Federal Way's smart traffic cameras seem so stupid | Letters
September 17, 2012 · 3:44 PM
I agree with Mr. Jarvis about the errant operation of speed zone traffic cameras ("City ignores malfunctions in photo enforcement," letters).
On Presidents Day, the southbound camera at Panther Lake on 1st Avenue South was flashing away and the yellow lights were not. While I didn’t witness an accident, it would have been a small miracle if there were none. Drivers were reacting to the surprise camera flashes with abrupt maneuvers.
Problems notwithstanding, I’m still all for camera traffic enforcement of both speed and traffic signal compliance.
But, in addition to the yellow flashing light problem in school zones, there is another problem we need to address.
While I strongly support the red light cameras, I also understand the frustration drivers experience with traffic signals.
Here’s an example from earlier this year. I was at the front of a group of about 12 vehicles southbound on 1st Avenue from the light at 320th Street. As the group came to 325th Street, an eastbound vehicle approached and the “smart” traffic signal brought all 12 of us to a halt to let the crossing vehicle go immediately.
The sensors aren’t far enough back from the signal to understand that vehicles are approaching (at the speed limit, I might add). Instant gratification for the driver on 325th Street and mind-numbing for those of us on the arterial.
That process repeated itself for vehicles at 330th Street, 333rd Street, 336th Street, the Winco driveway and for a pedestrian at the BPA trail.
In each case, the traffic signals had no idea of the approach of the large group of southbound vehicles and changed — bringing the entire group to an abrupt stop.
By the time the remaining vehicles reached the already red signal at 348th Street, it had taken more than double the normal travel time.
There’s no excuse for allowing busy schedules to affect our compliance with traffic laws, but the frustration is understandable.
Synchronizing the traffic signals is one possible alternative, but that too has issues. I’m tempted to pen a letter something like: De’r Mist’r Traffik Engn’r, Why is that your “smart” traffic signals seem so stuuuupid? Sincerely, Worn Out Brakes.
If you talk to a traffic engineer about synchronizing signal lights, the normal response is that it’s prohibitively expensive. Witness the request for bids on fiber optic cable for traffic control that appeared in legal notices earlier this year.
I will admit to being a little long of tooth, but it wasn’t this way in the days of “dumb” traffic lights. For example, there was a 2-mile stretch of arterial (Atlantic Avenue, Freeport, N.Y.) with about 10 synchronized dumb traffic lights. Most drivers knew that if you drove the speed limit plus or minus about 2 mph, you would miss at most one traffic signal.

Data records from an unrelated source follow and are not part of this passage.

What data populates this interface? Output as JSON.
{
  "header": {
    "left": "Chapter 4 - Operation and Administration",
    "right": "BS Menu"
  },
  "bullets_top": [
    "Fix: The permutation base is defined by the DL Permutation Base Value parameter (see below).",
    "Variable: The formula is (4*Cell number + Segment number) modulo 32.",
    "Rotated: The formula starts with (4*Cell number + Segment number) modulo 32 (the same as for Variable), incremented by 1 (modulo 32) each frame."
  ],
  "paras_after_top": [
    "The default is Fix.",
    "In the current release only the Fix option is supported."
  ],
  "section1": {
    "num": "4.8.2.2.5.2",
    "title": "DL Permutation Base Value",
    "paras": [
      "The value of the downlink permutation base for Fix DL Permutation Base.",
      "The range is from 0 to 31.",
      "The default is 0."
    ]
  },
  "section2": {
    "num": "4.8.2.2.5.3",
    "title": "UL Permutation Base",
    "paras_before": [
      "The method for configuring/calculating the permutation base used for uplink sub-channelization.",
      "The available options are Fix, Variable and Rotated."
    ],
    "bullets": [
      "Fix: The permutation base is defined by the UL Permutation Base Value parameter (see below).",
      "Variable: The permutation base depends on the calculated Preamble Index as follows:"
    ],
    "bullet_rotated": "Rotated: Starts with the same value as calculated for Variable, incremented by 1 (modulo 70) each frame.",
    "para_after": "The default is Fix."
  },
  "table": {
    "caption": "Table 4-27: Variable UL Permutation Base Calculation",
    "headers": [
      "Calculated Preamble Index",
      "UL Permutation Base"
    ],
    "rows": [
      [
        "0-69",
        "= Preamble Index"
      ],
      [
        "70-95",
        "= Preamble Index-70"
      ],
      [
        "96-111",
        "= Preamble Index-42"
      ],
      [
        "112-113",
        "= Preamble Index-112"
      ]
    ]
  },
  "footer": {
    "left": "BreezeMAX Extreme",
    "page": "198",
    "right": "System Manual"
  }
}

As I drove through early one morning, there was a worker at one of the lights holding a clipboard with the control box open.
Being a curious pup, I stopped to investigate. He was adjusting the traffic signal timing for each light from a known matrix. I was surprised to learn that the synchronization was for three crossing north/south arterials as well at the east/west road I was traveling. He said it took him just over an hour to re-time all the signals and that it was a monthly process.
In today’s dollars, that would be about $120 (labor and overhead) a month or $1,440 a year. You could probably synchronize a lot of signals for the price of one fiber cable supporting one intersection.
My experience on 1st Avenue South may have been unusual in that all the signals stopped the arterial, but it’s rare that you don’t encounter several.
Perhaps the city would care to respond?